Cranberry Pecan Wild Rice Pilaf is a delicious one pot seasoned rice dish with dried cranberries and chopped pecans.
This wild rice pilaf is one of the most delicious rice dishes I have ever had. Its such a great side dish, and is perfect for a holiday dinner, or just a dinner in with the family that you want to spruce up a little.
The rice is packed full of flavor, because of the chicken broth and apple juice you cook it in, instead of just using water. Its seasoned with butter, salt and pepper, oregano and rosemary too. And then you’ll mix in some cranberries and pecans at the end. The pecans taste extra good when they’ve been toasted.
Its one of my favorite type of dishes, because its made in one pot, which means easy clean up, and is ready in about 50 minutes, but you only need to spend about 5 minutes of that actually in the kitchen. Most of that time the rice is just simmering, and cooking, you just need to check on it occasionally to make sure the liquid doesn’t fully dry up or else the rice will burn to the pan.

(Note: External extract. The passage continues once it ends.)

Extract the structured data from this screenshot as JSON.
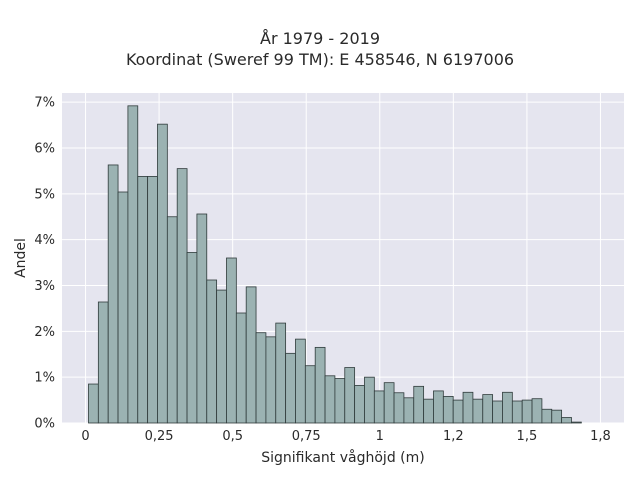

- 1 1/2 cups chicken broth
- 1 1/2 cups apple juice (100% juice)
- 2 TBS butter
- 1/2 tsp salt
- 1/2 tsp pepper
- 1/2 tsp dried oregano
- 1 tsp chopped fresh rosemary (or dried)
- 1 cup wild rice blend
- 1/2 cup dried cranberries
- 1/2 cup chopped pecans
- 1 TBS apple cider vinegar
- Combine chicken broth, apple juice, butter, salt, pepper, oregano, and rosemary in a large nonstick pot. Bring to a boil over medium heat.
- Add rice and cover, reducing the heat to low. Simmer for about 45 minutes, until rice is tender. Check occasionally to add more liquid if necessary.
- Once cooked, drain any extra liquid out. Fluff rice with a fork.
- Add cranberries and pecans to the rice. Add apple cider vinegar. Toss everything evenly to combine.
- Season with more salt and pepper, if desired.